Ukrainian drones may be moving toward a major shift: flight and targeting without a human pilot. According to Robert Brovdi, founder and commander of the special drone unit "Madyar Birds," that level of autonomy could arrive in as little as six months.
The claim points to a larger change already under way. Ukraine is testing AI systems for drones while also trying to scale production, secure funding, and expand its wider robotics and electronic warfare capabilities.
What Brovdi says autonomous drones could do
In a recent interview, Brovdi described ongoing development and testing of hundreds of AI systems. The goal is not only to make drones fly on their own, but to let them make key operational decisions without direct pilot control.
According to Brovdi, these systems would allow drones to decide independently where to fly and how to hit targets. They would also need to distinguish between friend and foe, a capability that would be central to any move away from direct human piloting.
That is the critical distinction in the current discussion around Ukrainian drones. Assisted navigation or partial automation is one thing. Completely autonomous flight without human pilots would shift more of the mission from the operator to the onboard system.
Brovdi's timeline is short: as little as six months. The source does not say that this transition is guaranteed, only that he believes Ukrainian drones could reach that point within that window.
AI control is already part of the drone race
Reports of AI-controlled drone attacks in Ukraine have been circulating for several months. The source also points to companies such as Auterion, which are developing chips that autonomously guide kamikaze drones to their targets.
In that model, the soldier's role changes. Soldiers would only need to launch the drones, and the AI would take over from there.
This matters because it changes how drone operations are organized. Human operators remain involved at the launch stage, but the system is designed to carry out the flight and target approach on its own after launch.
The technical challenge described in the source is broad. A drone would need to navigate, select a path, engage a target, and avoid confusing friendly forces with hostile ones. Each of those tasks becomes more consequential when the drone is no longer being steered directly by a human pilot.
Ukraine is planning beyond individual systems
The autonomy push is happening alongside a wider Ukrainian effort to expand drone, robotics, and electronic warfare capabilities. Defense Minister Rustem Umerov recently presented a comprehensive three-year plan for Ukrainian arms production.
That plan includes the required number of units and the necessary financial resources. The source does not list the full production targets, but it makes clear that Ukraine is treating drones and related systems as part of a broader arms-production strategy.
Several countries have already agreed to finance Ukraine's drones and missiles. That outside support is important because production capacity alone is not the same as funded production.
According to Hanna Hvozdiar, deputy minister of strategic industries, Ukraine has the capacity to produce more than three million drones a year. But she also said Ukraine needs funding from foreign partners to reach that goal.
That creates a clear gap between capability and output. Ukraine may have the industrial capacity to build drones at very large scale, but the source says foreign funding remains necessary to reach that level.

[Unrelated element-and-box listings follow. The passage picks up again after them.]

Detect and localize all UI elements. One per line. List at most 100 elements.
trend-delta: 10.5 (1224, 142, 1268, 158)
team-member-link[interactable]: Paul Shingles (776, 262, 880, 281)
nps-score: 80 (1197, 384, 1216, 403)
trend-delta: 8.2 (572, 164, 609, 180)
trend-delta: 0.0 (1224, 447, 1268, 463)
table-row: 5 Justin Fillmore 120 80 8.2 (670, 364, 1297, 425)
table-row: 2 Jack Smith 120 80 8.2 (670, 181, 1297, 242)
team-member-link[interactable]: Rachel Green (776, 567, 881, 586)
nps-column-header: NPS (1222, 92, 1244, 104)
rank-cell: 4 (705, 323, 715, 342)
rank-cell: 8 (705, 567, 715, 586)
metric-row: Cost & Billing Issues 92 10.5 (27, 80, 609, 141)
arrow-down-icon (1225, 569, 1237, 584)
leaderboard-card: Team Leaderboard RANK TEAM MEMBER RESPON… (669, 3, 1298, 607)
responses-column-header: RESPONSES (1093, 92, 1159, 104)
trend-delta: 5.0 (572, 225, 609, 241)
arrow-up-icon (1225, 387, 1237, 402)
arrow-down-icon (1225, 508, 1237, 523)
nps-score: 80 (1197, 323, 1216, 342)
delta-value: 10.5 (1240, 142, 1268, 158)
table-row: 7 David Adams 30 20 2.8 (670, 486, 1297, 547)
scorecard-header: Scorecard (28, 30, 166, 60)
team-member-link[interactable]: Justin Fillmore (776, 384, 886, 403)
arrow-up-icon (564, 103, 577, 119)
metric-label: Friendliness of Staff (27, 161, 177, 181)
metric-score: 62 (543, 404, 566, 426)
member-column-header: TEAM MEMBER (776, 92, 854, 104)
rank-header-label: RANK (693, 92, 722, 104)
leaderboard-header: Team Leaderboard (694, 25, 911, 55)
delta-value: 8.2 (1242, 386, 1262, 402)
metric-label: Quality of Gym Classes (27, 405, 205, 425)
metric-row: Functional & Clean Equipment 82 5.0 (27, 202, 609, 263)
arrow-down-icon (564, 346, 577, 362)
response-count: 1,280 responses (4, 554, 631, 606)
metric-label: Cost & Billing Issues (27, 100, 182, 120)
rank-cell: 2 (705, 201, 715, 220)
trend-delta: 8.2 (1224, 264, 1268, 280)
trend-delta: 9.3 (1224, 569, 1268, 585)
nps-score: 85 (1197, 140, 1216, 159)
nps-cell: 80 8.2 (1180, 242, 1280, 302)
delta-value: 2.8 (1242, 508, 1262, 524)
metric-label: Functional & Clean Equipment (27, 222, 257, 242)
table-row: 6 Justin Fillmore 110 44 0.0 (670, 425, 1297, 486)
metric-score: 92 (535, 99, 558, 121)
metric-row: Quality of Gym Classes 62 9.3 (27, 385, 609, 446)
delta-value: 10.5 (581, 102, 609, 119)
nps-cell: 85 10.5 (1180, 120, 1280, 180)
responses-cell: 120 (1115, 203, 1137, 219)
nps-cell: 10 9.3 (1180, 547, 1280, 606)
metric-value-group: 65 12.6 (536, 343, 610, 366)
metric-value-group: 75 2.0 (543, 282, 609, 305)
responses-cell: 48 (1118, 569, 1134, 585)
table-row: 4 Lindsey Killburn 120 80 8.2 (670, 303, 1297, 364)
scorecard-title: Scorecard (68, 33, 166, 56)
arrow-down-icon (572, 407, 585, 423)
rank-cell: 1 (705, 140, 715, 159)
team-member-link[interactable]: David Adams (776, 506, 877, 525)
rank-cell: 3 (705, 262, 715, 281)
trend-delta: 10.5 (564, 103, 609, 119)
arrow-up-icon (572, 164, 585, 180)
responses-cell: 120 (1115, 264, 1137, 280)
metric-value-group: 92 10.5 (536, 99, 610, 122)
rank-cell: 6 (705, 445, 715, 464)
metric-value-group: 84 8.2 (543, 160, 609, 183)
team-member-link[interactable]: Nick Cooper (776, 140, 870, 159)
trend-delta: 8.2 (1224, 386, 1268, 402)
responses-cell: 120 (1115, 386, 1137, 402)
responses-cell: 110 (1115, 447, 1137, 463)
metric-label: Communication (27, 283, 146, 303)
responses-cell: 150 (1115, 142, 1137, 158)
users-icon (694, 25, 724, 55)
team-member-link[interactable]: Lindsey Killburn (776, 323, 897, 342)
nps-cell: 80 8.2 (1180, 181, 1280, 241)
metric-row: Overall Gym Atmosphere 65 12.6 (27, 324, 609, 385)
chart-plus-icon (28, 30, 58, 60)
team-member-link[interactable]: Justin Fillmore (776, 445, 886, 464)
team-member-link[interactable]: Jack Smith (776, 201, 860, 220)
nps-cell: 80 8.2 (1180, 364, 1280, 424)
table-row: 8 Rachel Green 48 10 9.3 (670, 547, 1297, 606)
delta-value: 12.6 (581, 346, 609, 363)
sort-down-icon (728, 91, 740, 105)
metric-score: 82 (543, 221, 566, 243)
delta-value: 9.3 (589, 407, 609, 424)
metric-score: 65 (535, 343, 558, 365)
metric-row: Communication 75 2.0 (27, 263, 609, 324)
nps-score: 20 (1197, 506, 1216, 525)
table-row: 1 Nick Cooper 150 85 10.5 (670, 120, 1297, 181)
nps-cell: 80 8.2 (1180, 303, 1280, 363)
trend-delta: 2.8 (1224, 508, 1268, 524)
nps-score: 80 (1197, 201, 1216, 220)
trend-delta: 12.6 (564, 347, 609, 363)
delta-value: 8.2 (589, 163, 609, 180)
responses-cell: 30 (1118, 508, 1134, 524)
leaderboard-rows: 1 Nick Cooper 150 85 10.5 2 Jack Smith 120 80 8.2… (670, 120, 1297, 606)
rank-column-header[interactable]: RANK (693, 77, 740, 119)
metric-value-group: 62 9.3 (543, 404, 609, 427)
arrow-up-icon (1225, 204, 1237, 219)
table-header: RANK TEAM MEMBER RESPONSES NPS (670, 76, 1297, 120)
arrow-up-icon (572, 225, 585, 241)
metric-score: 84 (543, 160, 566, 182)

Why other militaries are watching drones closely
The United States is also heavily investing in drone technology. The US Army recently signed a nearly $1 billion contract with AeroVironment for delivery of Switchblade series kamikaze drones over the next five years.
The stated aim is to increase the firepower of infantry units, particularly in view of potential conflicts with China in the Pacific. The source also says the effectiveness of such drones has already been proven in the ongoing war in Ukraine.
That context helps explain why autonomous Ukrainian drones are drawing attention beyond Ukraine itself. The same broad category of systems is being funded, tested, and expanded by major militaries, with Ukraine's experience serving as a practical reference point.
The source does not claim that all drones will become autonomous, or that human operators will disappear from drone warfare. What it does show is a fast-moving push toward systems that require less direct piloting and can carry more of the mission decision-making onboard.
The main takeaway
Brovdi's statement puts a concrete timeline on a development that has already been visible for months: AI is becoming more central to drone operations in Ukraine. If Ukrainian drones can fly completely autonomously within six months, the operator's role could move further toward launch and oversight while software handles more of the mission.
At the same time, the broader picture is not only technical. Ukraine is pursuing a three-year arms-production plan, seeking foreign financing, and working to scale drone output. Autonomous flight may be the headline, but funding, manufacturing, and deployment capacity will shape how far the technology can spread.